Trop attachés à leurs domaines de spécialisation, ils n’acceptent pas l’exploration d’autres pistes professionnelles afin d’acquérir des nouvelles capacités et aptitudes et élargir leur champ d’apprentissage. La focalisation accrue sur les notions théoriques et la marginalisation des aspects pratiques est la raison principale derrière l’incapacité des demandeurs d’emploi à s’insérer facilement dans le monde de l’entreprise et être productifs dans un laps du temps réduit. 

Alors que les besoins d’entreprises et les exigences du marché de l’emploi sont en train de subir des changements radicaux à cause de la progression technologique et la numérisation de l’appareil productif, l’université est restée enfermée sur elle-même et  incapable d’intégrer ces nouvelles notions dans le processus de développement du capital humain. 

Les étudiants ne savent pas grand-chose sur le monde professionnel et les stages qu’ils font sont souvent improductifs et ne leur permettent pas, dans la plupart des cas, de se doter des qualifications nécessaires pour la réussite professionnelle et la gestion de carrière. La formation fournie par l’université se limite au volet technique et n’accorde aucune importance au développement des compétences personnelles, appelées aussi soft skills comme la communication, le sens d’adaptation, le pouvoir de négociation, le travail en équipe, l’esprit critique et l’innovation.

Ces capacités sont devenues, aujourd’hui, des critères de sélection primordiaux lors des  entretiens d’embauche car elles reflètent la prédisposition  du candidat à la contribution au développement de l’entreprise et à  la création de la valeur ajoutée.

Le rôle de l’université : S’ouvrir pour réformer

Depuis plusieurs années, il y a une  prise de conscience générale de l’importance de la sortie de l’université de sa bulle et de son ouverture sur le monde professionnel à travers l’établissement des liens avec les entreprises  et l’organisation des journées portes ouvertes pour aider les étudiants à avoir une idée claire sur les perspectives professionnelles de leurs domaines de spécialisation et les profils demandés par les entreprises ainsi  que des conseils pour la préparation aux entretiens d’embauche. 

Cependant, ces mesures restent ponctuelles et n’entrent pas dans le cadre d’un dynamisme réformateur structurel et durable. L’université devrait faire participer les entreprises dans l’élaboration des programmes et des méthodologies d’enseignement pour réduire le gap entre les besoins du marché du travail et le produit du système éducatif. 

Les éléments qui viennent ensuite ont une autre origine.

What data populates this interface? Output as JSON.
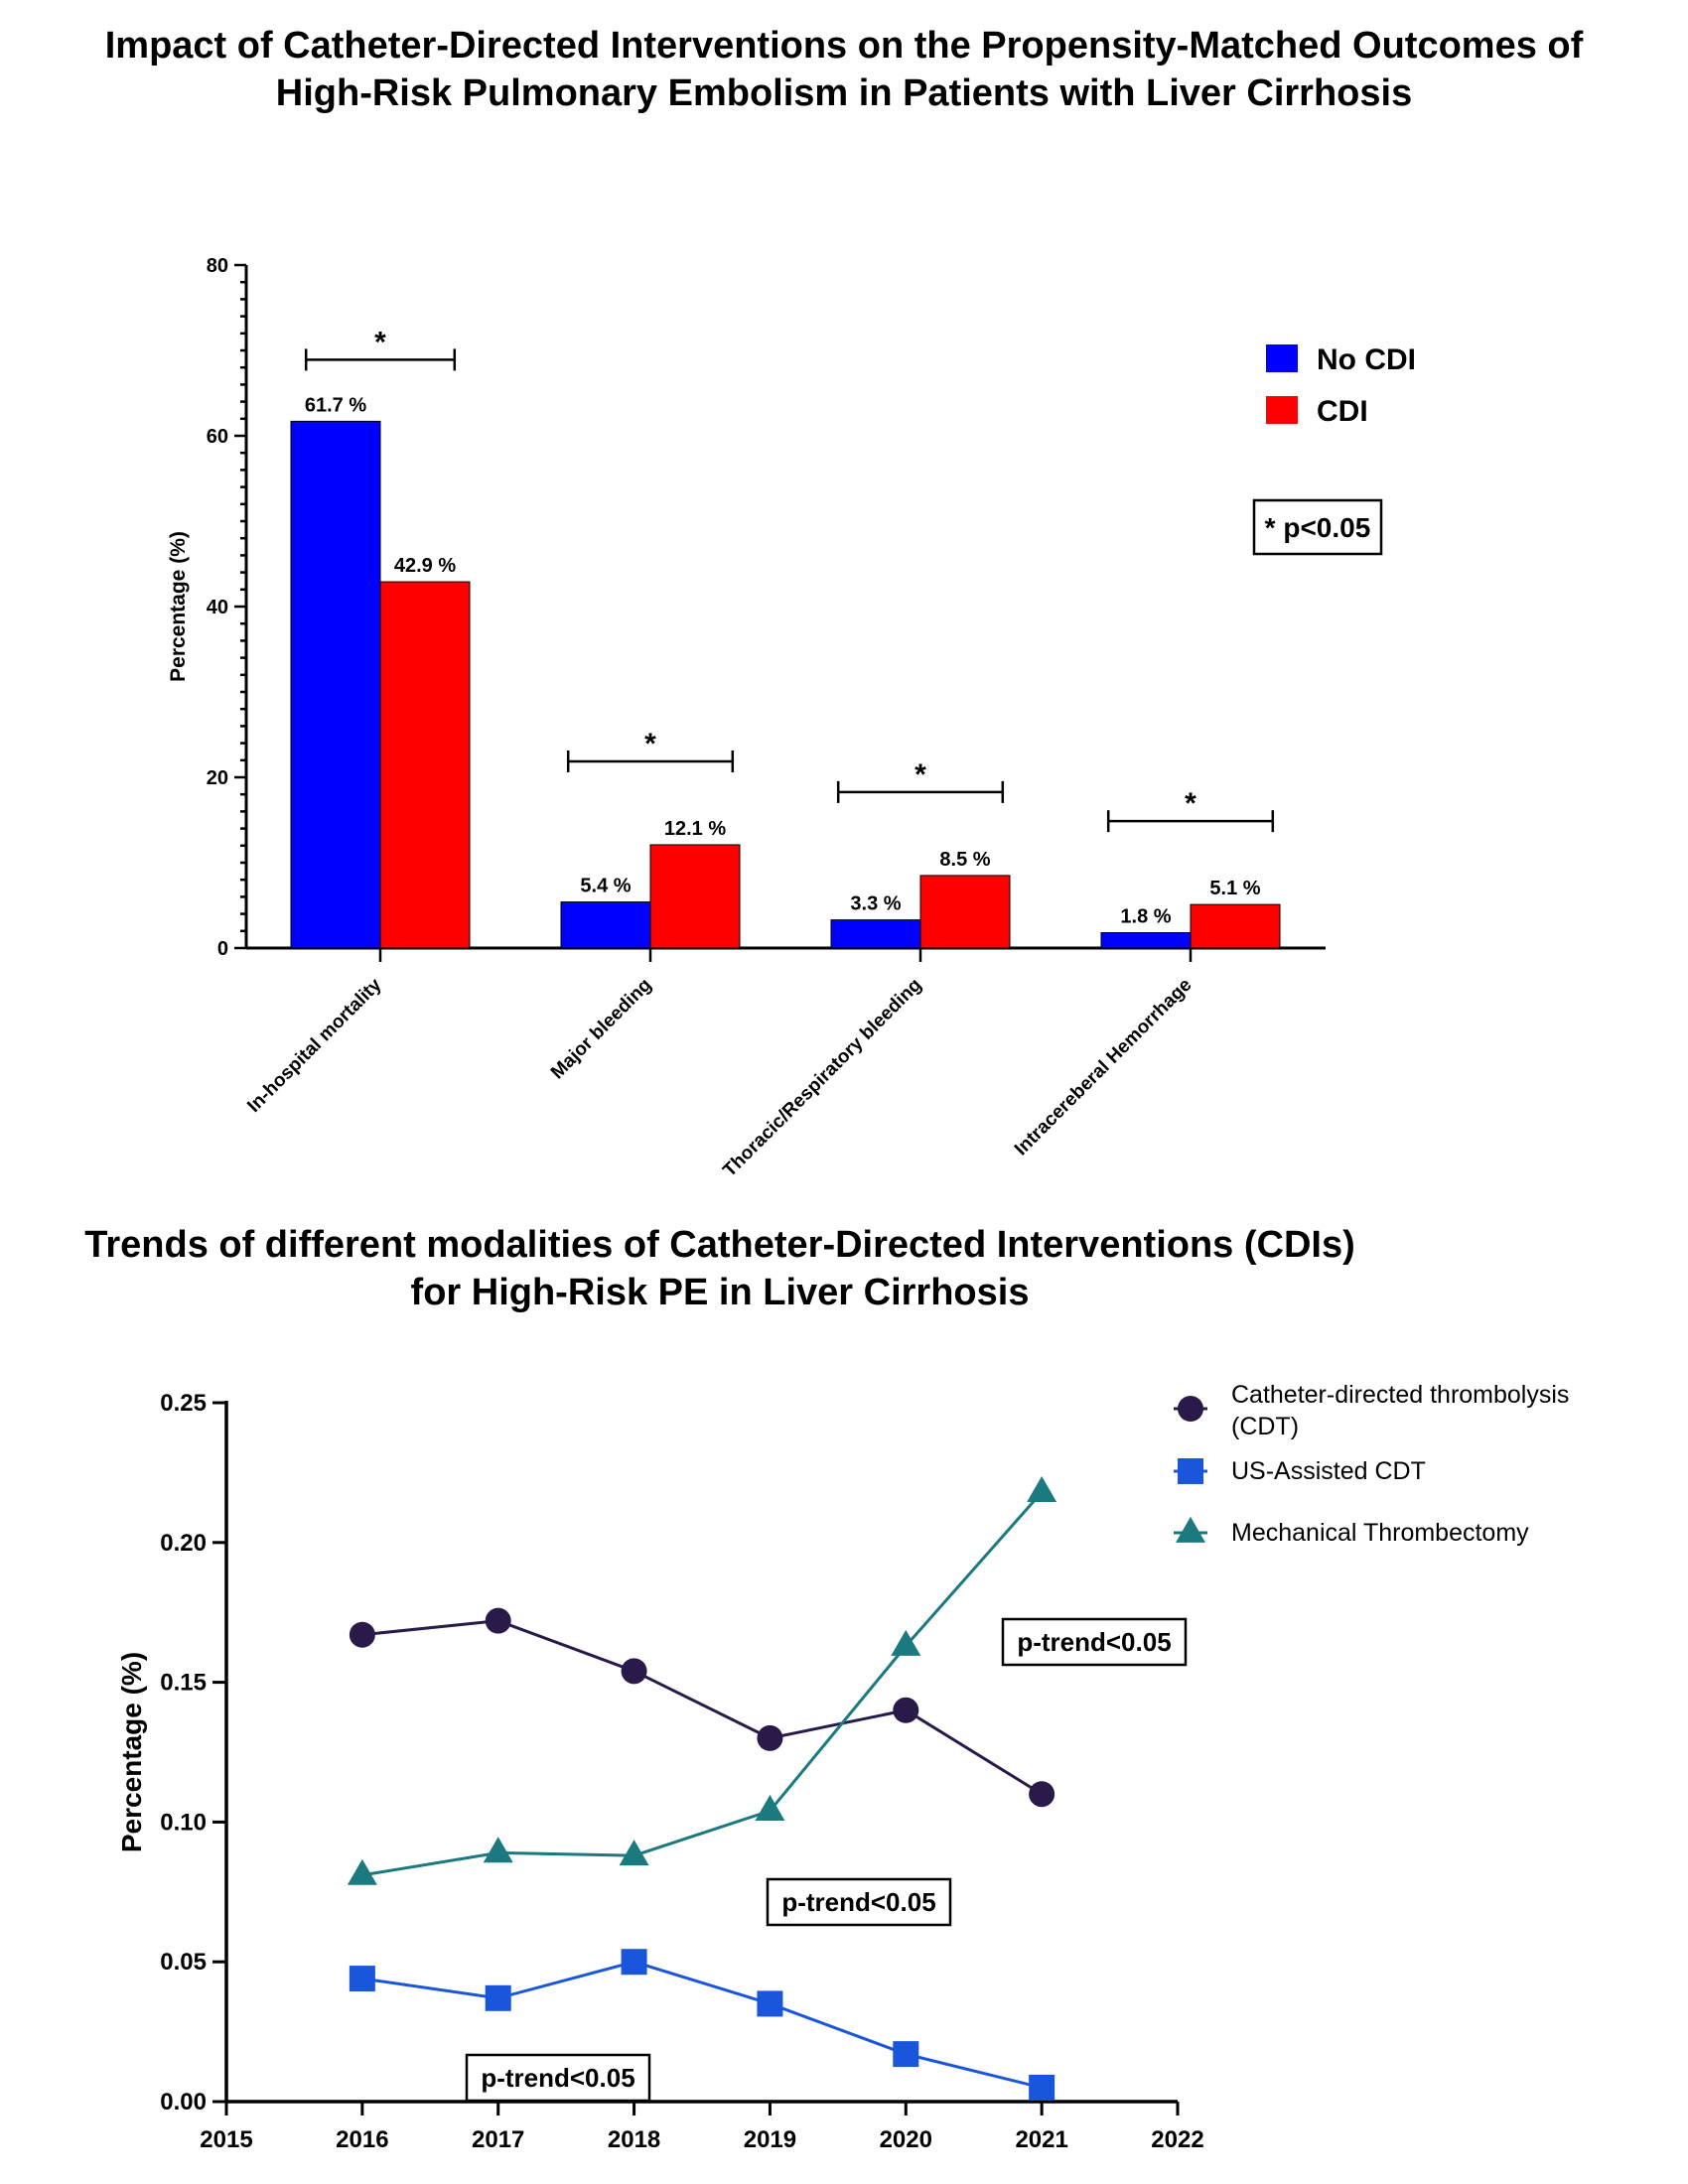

Faire coïncider les connaissances inculquées aux étudiants avec les qualifications demandées par les entreprises permettrait aux diplômés d’avoir une visibilité sur leur avenir professionnel et de développer des compétences et des personnalités adaptées aux postes souhaités. Le partenariat entre l’école ESPRIT et les sociétés spécialisées dans le domaine IT comme  VERMEG et SUNGARD pour le développement des compétences des ingénieurs est un bon exemple à suivre.

L’autre piste sur laquelle l’université devrait agir est la promotion de la culture de l’entreprenariat et son intégration dans le cursus de l’enseignement pour toutes les spécialités. La coopération avec le ministère de l’éducation dans ce sens est primordiale : l’entrepreneuriat et l’initiative privée devraient être enseignés à partir de niveau primaire pour initier les élèves aux notions de l’innovation, de la réflexion « out of box » et de la prise de risque. Le développement des capacités entrepreneuriales des étudiants devrait être une finalité stratégique pour libérer les diplômés de l’emprise de l’emploi salarial et leur donner d’autres perspectives de carrière. 

Etablir des partenariats avec le tissu associatif pour faire intégrer les étudiants dans ce monde et les aider à sortir de leur zone de confort et contribuer au développement de leur communauté à travers le travail sur des projets à vocation multiples :Le travail associatif permettrait aux étudiants d’acquérir des compétences personnelles qui leur faciliteront par la suite l’insertion professionnelle.